In Kingston, Zahir became active as co-founder of the Afghan Medical Relief Organization (AMRO) in the late 1980s; as of 2002, the organization had sent medical supplies and other relief to Afghanistan to a value of $250,000. AMRO also brought 15 wounded, mainly young Afghans to Kingston for medical treatment of wounds from the Soviet-Afghan war. In a 2003 newspaper article, Zahir mentioned that AMRO was “only permitted by the government to bring them in, treat them, and send them back.” Such relief work was only possible with the help of people from Kingston and beyond campus.
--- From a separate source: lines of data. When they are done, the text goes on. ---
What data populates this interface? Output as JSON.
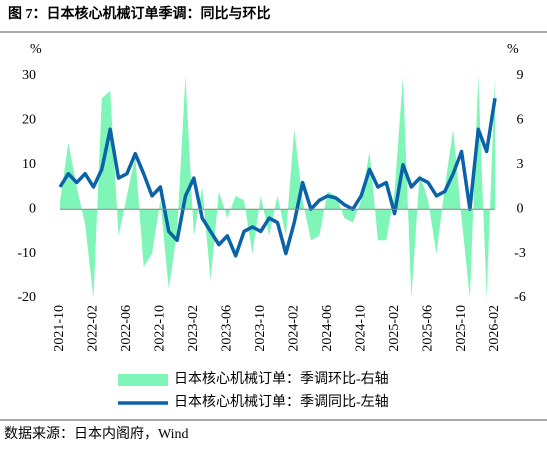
{
  "chart_data": {
    "type": "combo",
    "title": "图 7：日本核心机械订单季调：同比与环比",
    "source": "数据来源：日本内阁府，Wind",
    "ylabel": "%",
    "y2label": "%",
    "categories": [
      "2021-10",
      null,
      null,
      null,
      "2022-02",
      null,
      null,
      null,
      "2022-06",
      null,
      null,
      null,
      "2022-10",
      null,
      null,
      null,
      "2023-02",
      null,
      null,
      null,
      "2023-06",
      null,
      null,
      null,
      "2023-10",
      null,
      null,
      null,
      "2024-02",
      null,
      null,
      null,
      "2024-06",
      null,
      null,
      null,
      "2024-10",
      null,
      null,
      null,
      "2025-02",
      null,
      null,
      null,
      "2025-06",
      null,
      null,
      null,
      "2025-10",
      null,
      null,
      null,
      "2026-02"
    ],
    "series": [
      {
        "name": "日本核心机械订单：季调环比-右轴",
        "kind": "area",
        "axis": "y2",
        "color": "#80f5b8",
        "values": [
          0.5,
          4.5,
          1.5,
          -1,
          -6,
          7.5,
          8,
          -1.8,
          0.9,
          3.6,
          -3.9,
          -3,
          0.6,
          -5.4,
          -1.5,
          9,
          -1.8,
          1.5,
          -4.8,
          1.2,
          -0.6,
          0.9,
          0.6,
          -3,
          0.9,
          -1.8,
          0.9,
          -1.8,
          5.4,
          0.6,
          -2.1,
          -1.8,
          1.2,
          0.9,
          -0.6,
          -0.9,
          0.6,
          3.9,
          -2.1,
          -2.1,
          1.2,
          9,
          -6,
          2.4,
          0.6,
          -3,
          1.5,
          5.4,
          -0.6,
          -6,
          9,
          -6,
          9
        ]
      },
      {
        "name": "日本核心机械订单：季调同比-左轴",
        "kind": "line",
        "color": "#0a62a8",
        "values": [
          5,
          8,
          6,
          8,
          5,
          9,
          18,
          7,
          8,
          12.5,
          8,
          3,
          5,
          -5,
          -7,
          3,
          7,
          -2,
          -5,
          -8,
          -6,
          -10.5,
          -5,
          -4,
          -5,
          -2,
          -3,
          -10,
          -3,
          6,
          0,
          2,
          3,
          2.5,
          1,
          0,
          3,
          9,
          5,
          6,
          -1,
          10,
          5,
          7,
          6,
          3,
          4,
          8,
          13,
          0,
          18,
          13,
          25
        ]
      }
    ],
    "ylim": [
      -20,
      30
    ],
    "yticks": [
      -20,
      -10,
      0,
      10,
      20,
      30
    ],
    "y2lim": [
      -6,
      9
    ],
    "y2ticks": [
      -6,
      -3,
      0,
      3,
      6,
      9
    ]
  }
}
Through the experience of being a refugee and observing a lack of progress in his country, Zahir has been a strong advocate for change and sustainability. His success comes from the fact that most people in Afghanistan want to rebuild the country as it was devastated via the Afghanistan war. Before returning to Afghanistan after the fall of the Taliban in the early 2000s, Mustafa served as his grandfather’s diplomatic assistant (1991-2000). In 2000, he became the former King’s chief of staff until he was chosen to be the ambassador to Italy in 2002. He served in that role until becoming the Director General of Afghanistan’s National Environmental Protection Agency in 2005. NEPA serves as Afghanistan’s environmental policy-making and regulatory institution to regulate, monitor and enforce environmental laws. As of the current Taliban takeover of the capital city Kabul, it is unknown whether there will be a federal ministry for the environment; as a result of this uncertainty, many climate officials are in hiding. Zahir’s fate is unknown as of the finalization of this text, but he may have unfortunately become a refugee again.